The tribunal, in its order issued yesterday, said that the process would have to be completed within six weeks.

According to the TDSAT, since the case is of great importance and has wide repercussions, Trai should also incorporate the views of all stakeholders, including those of the cable operators.

Wire and Wireless India Limited (formerly Siticable) had filed the case against the 31 August, 2006, order by Trai, giving to the cable operators the entire Rs 77 that consumers pay for Free-to-air channels under the Cas regime.

“We said that if this is done under the Cas regime, the Rs 75-odd in fees that we get for carrying pay channels will not even cover our variable costs, let alone overheads,” Arvind Mohan, vice president, WWIL, told Indiantelevision.com.

In the court the WWIL counsel proffered his logic, stating that Trai had said that while cable operators could keep the Rs 77, MSOs could keep the subscription from pay channels, as well as the carriage fees.

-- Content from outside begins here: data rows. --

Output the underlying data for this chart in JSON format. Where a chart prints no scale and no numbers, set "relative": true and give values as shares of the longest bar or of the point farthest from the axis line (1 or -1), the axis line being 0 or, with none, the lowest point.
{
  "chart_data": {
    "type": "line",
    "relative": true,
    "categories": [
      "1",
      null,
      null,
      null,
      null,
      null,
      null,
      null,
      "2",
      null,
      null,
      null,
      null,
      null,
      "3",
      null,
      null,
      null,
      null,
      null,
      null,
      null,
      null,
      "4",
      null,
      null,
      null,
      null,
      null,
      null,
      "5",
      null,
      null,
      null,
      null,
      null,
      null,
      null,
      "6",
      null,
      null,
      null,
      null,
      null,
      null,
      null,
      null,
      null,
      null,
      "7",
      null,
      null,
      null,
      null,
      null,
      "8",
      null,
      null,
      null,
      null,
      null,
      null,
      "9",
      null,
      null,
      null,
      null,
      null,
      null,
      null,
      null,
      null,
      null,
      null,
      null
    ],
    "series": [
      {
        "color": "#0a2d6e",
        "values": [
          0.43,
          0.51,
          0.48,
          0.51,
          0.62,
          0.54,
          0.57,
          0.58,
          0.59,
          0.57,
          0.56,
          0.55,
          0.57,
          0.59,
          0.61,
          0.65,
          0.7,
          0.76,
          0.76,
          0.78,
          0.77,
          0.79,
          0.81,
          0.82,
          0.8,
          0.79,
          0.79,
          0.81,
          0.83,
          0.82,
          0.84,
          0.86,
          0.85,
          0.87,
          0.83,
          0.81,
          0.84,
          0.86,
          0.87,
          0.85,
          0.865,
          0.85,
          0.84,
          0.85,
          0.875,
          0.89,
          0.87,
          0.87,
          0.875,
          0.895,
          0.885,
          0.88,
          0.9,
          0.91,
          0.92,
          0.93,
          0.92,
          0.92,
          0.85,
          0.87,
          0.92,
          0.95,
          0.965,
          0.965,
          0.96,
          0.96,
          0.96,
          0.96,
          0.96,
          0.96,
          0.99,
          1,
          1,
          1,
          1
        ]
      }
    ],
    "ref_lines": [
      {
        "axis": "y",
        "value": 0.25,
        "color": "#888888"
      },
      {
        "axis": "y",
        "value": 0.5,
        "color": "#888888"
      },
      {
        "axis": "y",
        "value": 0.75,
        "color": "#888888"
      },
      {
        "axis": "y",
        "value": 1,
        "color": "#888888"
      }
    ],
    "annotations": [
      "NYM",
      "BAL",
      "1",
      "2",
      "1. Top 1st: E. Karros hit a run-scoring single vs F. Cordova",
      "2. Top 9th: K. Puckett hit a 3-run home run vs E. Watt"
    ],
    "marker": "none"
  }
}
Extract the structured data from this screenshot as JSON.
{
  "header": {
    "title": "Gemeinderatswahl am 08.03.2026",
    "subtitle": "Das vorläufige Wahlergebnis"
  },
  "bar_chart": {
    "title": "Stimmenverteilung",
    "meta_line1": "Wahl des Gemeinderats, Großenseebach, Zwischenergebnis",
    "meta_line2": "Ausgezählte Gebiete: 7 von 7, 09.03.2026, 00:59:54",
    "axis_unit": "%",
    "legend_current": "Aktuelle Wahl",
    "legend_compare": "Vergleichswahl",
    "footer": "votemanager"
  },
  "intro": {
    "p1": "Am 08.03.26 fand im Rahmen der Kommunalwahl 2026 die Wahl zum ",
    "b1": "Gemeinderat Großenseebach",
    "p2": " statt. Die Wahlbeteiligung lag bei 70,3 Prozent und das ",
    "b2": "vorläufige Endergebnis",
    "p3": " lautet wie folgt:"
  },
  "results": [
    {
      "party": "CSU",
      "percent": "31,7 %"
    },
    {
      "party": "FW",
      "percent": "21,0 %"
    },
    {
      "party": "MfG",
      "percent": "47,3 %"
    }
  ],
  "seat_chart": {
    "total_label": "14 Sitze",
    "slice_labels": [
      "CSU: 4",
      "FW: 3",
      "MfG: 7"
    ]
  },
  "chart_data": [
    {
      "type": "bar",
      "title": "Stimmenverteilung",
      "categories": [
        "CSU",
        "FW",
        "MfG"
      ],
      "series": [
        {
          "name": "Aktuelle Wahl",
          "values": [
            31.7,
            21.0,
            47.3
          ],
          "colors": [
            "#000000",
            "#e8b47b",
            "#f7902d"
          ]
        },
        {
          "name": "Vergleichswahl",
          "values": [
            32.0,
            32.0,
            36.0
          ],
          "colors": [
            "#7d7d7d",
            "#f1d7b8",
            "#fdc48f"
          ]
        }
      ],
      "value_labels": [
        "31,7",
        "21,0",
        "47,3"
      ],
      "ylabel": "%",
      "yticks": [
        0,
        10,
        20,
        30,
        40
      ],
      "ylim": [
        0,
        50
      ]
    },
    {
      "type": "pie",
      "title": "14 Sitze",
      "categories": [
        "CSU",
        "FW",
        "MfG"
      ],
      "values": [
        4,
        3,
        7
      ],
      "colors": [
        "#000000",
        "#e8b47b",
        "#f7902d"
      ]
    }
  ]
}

However, the subscription for the pay channels would also be shared between MSOs and LMOs as well as broadcasters, as per a Trai formula.

‘Carriage fees’ are the amount charged by MSOs for carrying a certain pay channel in the ‘prime band’ or ‘colour band’, that is, special, viewer-preferred slots. This was applicable when the channels were streamed in the analogue system, because in that system, the number of channels would be limited to a maximum of 60.

Under the Cas system, where digitalisation is compulsory, the number of channels shown can be innumerable, theoretically, and not less than 600, or 10 times that under the analogue system.

WWIL argued today that Trai itself had gone on record that ‘carriage fees’ are a temporary phenomena and would disappear under the Cas regime, because the carrying capacity would shoot up from 60 to at least 600. Hence, the MSOs would lose that avenue of revenue.

Trai argued that sharing of the FTA purse would lead to disputes and hence it had opted for a simple formula that MSOs could keep the carriage fees and the cable operators could keep the Rs 77 from the consumer subscription for FTAs.

The tribunal, however, felt that he matter was seminal and the views of all the stakeholders need to be incorporated, and asked Trai to file the response of the views of all parties concerned within six weeks.

Incidentally, this is the second time in two weeks that TDSAT has asked Trai to review aspects of an important case. The first was last week when TDSAT asked Trai to give their views on transponder capacity issue after examination of the facts. That case too, had been filed by Siticable, now known as WWIL.